I am in no way capable of mourning John fucking Hughes.

Pretty in Pink
was Reaganomics on a high school level, with Molly Ringwald’s Andie as the Deserving Poor, Horatio Alger type heroine. She is entitled to her mating ritual with the rich boy, because she is virtuous capitalism personified. The rest of the wrong-side-of-the-tracks characters? Who cares? Clawing/dating your way up the food chain is the way to win, losers.

Ferris Bueller was a high school Patrick Bateman. Cruel, narcissistic, obsessed with status, willing to walk on anyone’s face for a giggle. You think Ferris didn’t grow up to kill ladies? Ferris is a fucking nutcase. (Best 80’s film festival lineup evar: Ferris Bueller’s Day Off, Roger and Me, and American Psycho. You get the era’s self-congratulatory fantasy, it’s bleak reality, and posterity’s verdict.)

The Breakfast Club? Because all you really need, young lady, is to scrub that shit off your face and put a pretty pink bow in your hair. Then you’ll get a cute, violent wrestler who, no, never will take his nasty daddy issue temper out on you, and the rest of your life will be dandy peaches.

And let’s not even talk Weird Science, cause, as the existence of mail-order-brides and Real Dolls and lame-o plastic porn can attest, lots of people really, really dig the notion of not-real, biddable, robot slave girls.
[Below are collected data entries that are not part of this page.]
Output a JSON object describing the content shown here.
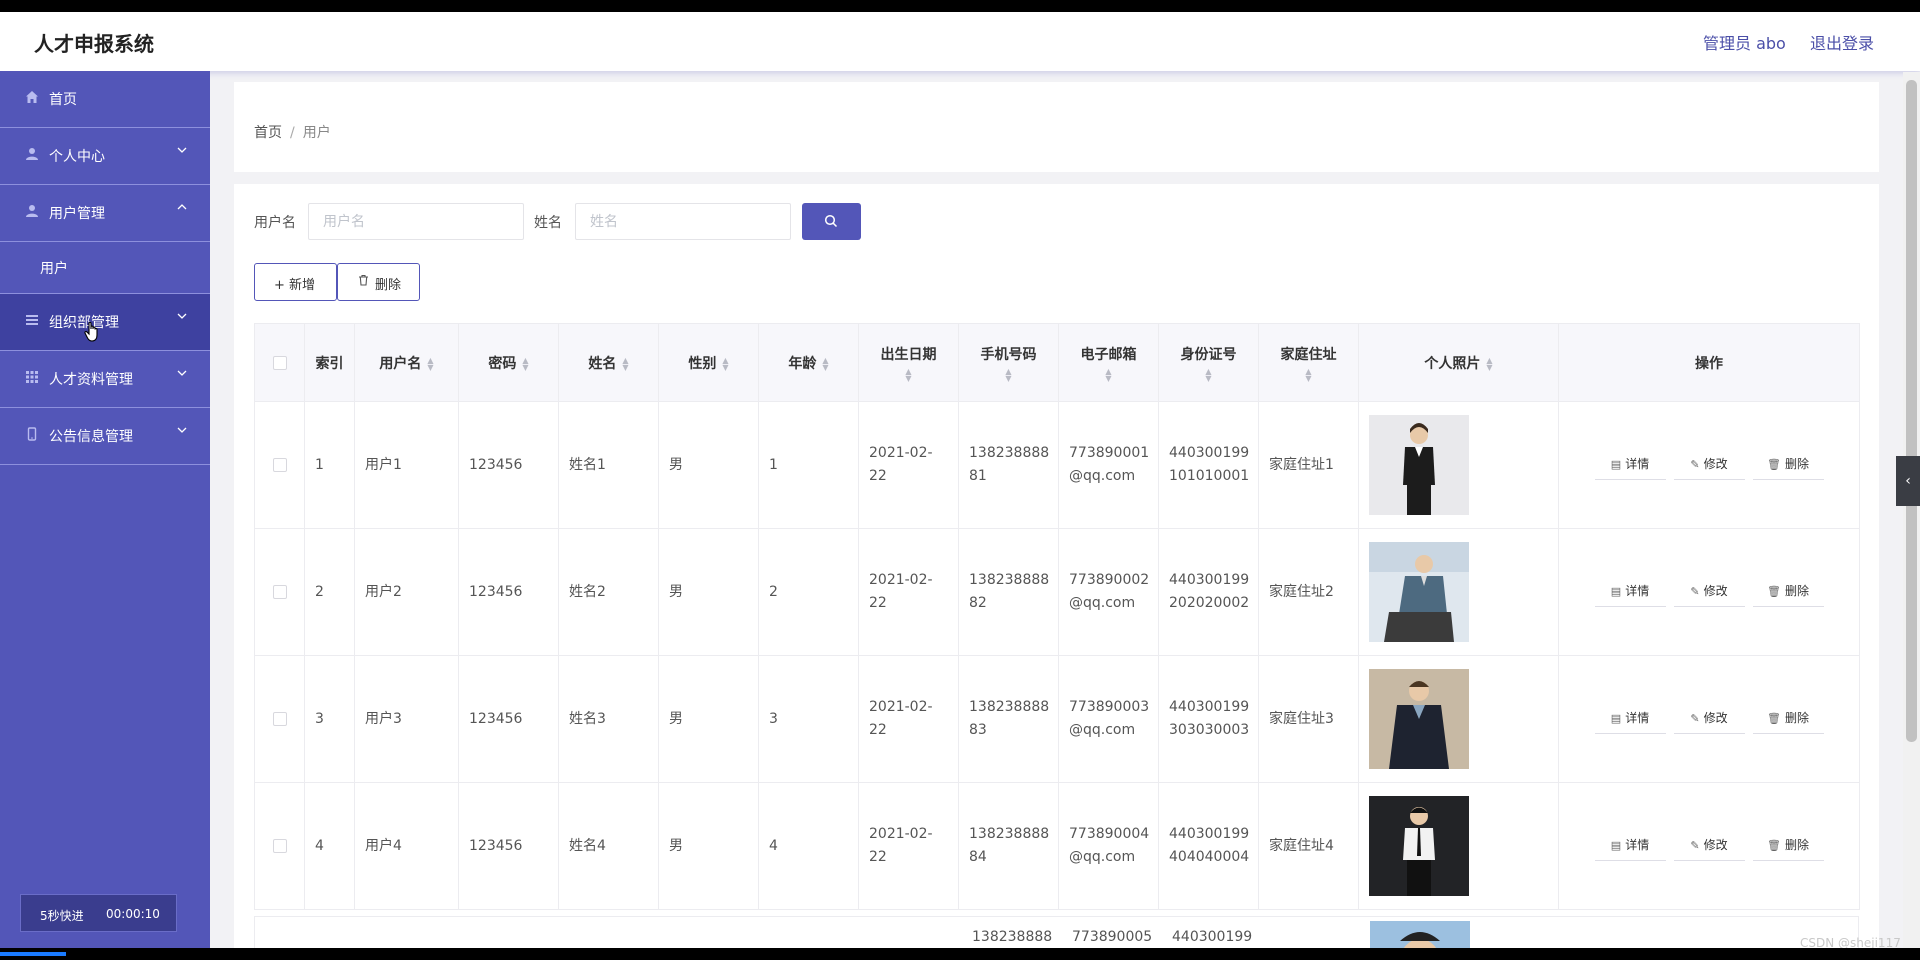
{
  "header": {
    "title": "人才申报系统",
    "admin_label": "管理员 abo",
    "logout_label": "退出登录"
  },
  "sidebar": {
    "items": [
      {
        "label": "首页",
        "icon": "home-icon",
        "chevron": ""
      },
      {
        "label": "个人中心",
        "icon": "user-icon",
        "chevron": "⌄"
      },
      {
        "label": "用户管理",
        "icon": "user-icon",
        "chevron": "⌃"
      },
      {
        "label": "组织部管理",
        "icon": "list-icon",
        "chevron": "⌄"
      },
      {
        "label": "人才资料管理",
        "icon": "grid-icon",
        "chevron": "⌄"
      },
      {
        "label": "公告信息管理",
        "icon": "mobile-icon",
        "chevron": "⌄"
      }
    ],
    "submenu": {
      "label": "用户"
    }
  },
  "speed": {
    "label": "5秒快进",
    "time": "00:00:10"
  },
  "breadcrumb": {
    "home": "首页",
    "sep": "/",
    "current": "用户"
  },
  "search": {
    "username_label": "用户名",
    "username_placeholder": "用户名",
    "name_label": "姓名",
    "name_placeholder": "姓名"
  },
  "toolbar": {
    "add_label": "+ 新增",
    "delete_label": "删除"
  },
  "table": {
    "headers": [
      "索引",
      "用户名",
      "密码",
      "姓名",
      "性别",
      "年龄",
      "出生日期",
      "手机号码",
      "电子邮箱",
      "身份证号",
      "家庭住址",
      "个人照片",
      "操作"
    ],
    "rows": [
      {
        "index": "1",
        "username": "用户1",
        "password": "123456",
        "name": "姓名1",
        "gender": "男",
        "age": "1",
        "birth": "2021-02-22",
        "phone1": "138238888",
        "phone2": "81",
        "email1": "773890001",
        "email2": "@qq.com",
        "id1": "440300199",
        "id2": "101010001",
        "addr": "家庭住址1"
      },
      {
        "index": "2",
        "username": "用户2",
        "password": "123456",
        "name": "姓名2",
        "gender": "男",
        "age": "2",
        "birth": "2021-02-22",
        "phone1": "138238888",
        "phone2": "82",
        "email1": "773890002",
        "email2": "@qq.com",
        "id1": "440300199",
        "id2": "202020002",
        "addr": "家庭住址2"
      },
      {
        "index": "3",
        "username": "用户3",
        "password": "123456",
        "name": "姓名3",
        "gender": "男",
        "age": "3",
        "birth": "2021-02-22",
        "phone1": "138238888",
        "phone2": "83",
        "email1": "773890003",
        "email2": "@qq.com",
        "id1": "440300199",
        "id2": "303030003",
        "addr": "家庭住址3"
      },
      {
        "index": "4",
        "username": "用户4",
        "password": "123456",
        "name": "姓名4",
        "gender": "男",
        "age": "4",
        "birth": "2021-02-22",
        "phone1": "138238888",
        "phone2": "84",
        "email1": "773890004",
        "email2": "@qq.com",
        "id1": "440300199",
        "id2": "404040004",
        "addr": "家庭住址4"
      }
    ],
    "actions": {
      "detail": "详情",
      "edit": "修改",
      "delete": "删除"
    },
    "partial_row": {
      "phone": "138238888",
      "email": "773890005",
      "id": "440300199"
    }
  },
  "watermark": "CSDN @sheji117",
  "colors": {
    "primary": "#5356b8",
    "sidebar_active": "#3e41a0"
  }
}
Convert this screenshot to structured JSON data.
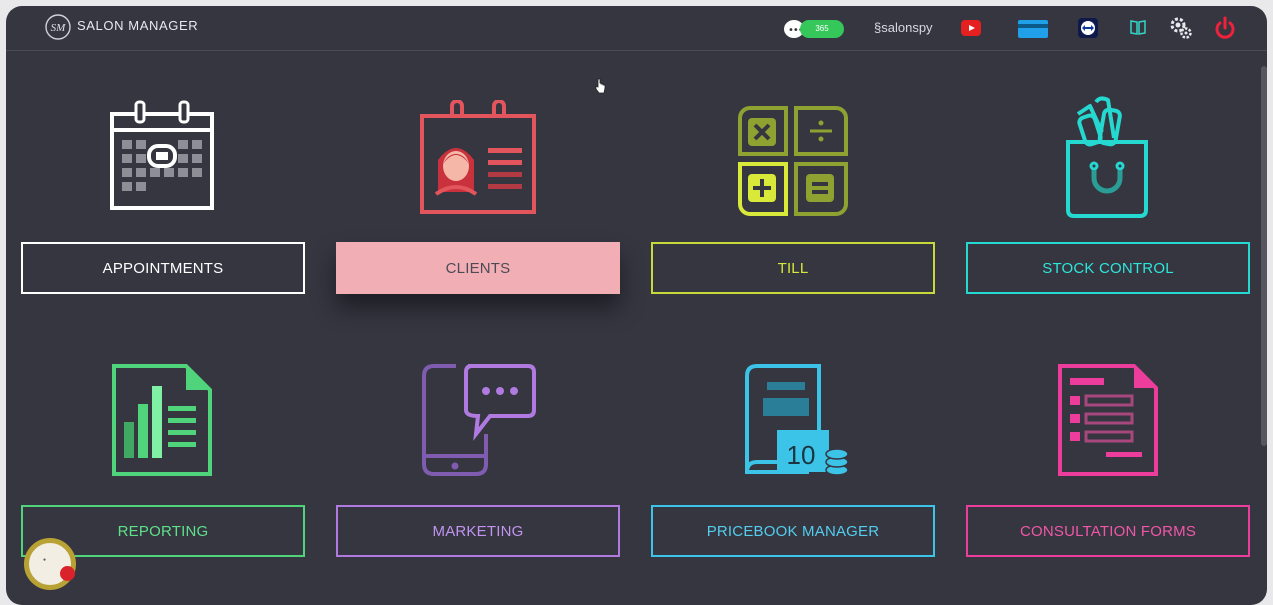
{
  "header": {
    "brand": "SALON MANAGER",
    "logo_text": "SM",
    "sms_count": "365",
    "salonspy": "salonspy"
  },
  "modules": [
    {
      "label": "APPOINTMENTS",
      "icon": "calendar-icon",
      "color": "#ffffff"
    },
    {
      "label": "CLIENTS",
      "icon": "client-card-icon",
      "color": "#e2555d"
    },
    {
      "label": "TILL",
      "icon": "calculator-icon",
      "color": "#c8d93a"
    },
    {
      "label": "STOCK CONTROL",
      "icon": "shopping-bag-icon",
      "color": "#25d9d0"
    },
    {
      "label": "REPORTING",
      "icon": "report-chart-icon",
      "color": "#4fd47c"
    },
    {
      "label": "MARKETING",
      "icon": "phone-chat-icon",
      "color": "#b07ae0"
    },
    {
      "label": "PRICEBOOK MANAGER",
      "icon": "pricebook-icon",
      "color": "#3cc3e8"
    },
    {
      "label": "CONSULTATION FORMS",
      "icon": "form-document-icon",
      "color": "#ec3c9c"
    }
  ],
  "pricebook_badge": "10",
  "colors": {
    "background": "#353640",
    "clients_button_fill": "#f2aeb5"
  }
}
So no, Stephen, I actually don’t find Hughes’ body of work “gentle” or “entertaining”. I find it creepy, patriarchal, racist, (You know what’s hilarious? An Asian guy with a name that means penis!) and repugnant, and have since I was a child. Hughes was responsible for what I consider some of the most insidious lies and fucked-up mythologies ever perpetuated on youth by Hollywood film. I’m sure his friends and family mourn him, it’s always sad when a human dies early, but that guy put a lot of evil shit in the world.

1 comment:

palinode said...

I maintain that Ferris Bueller exists only in Cameron's mind. Bueller is the demon in Hughes' brain, the cruel imp that drives his films.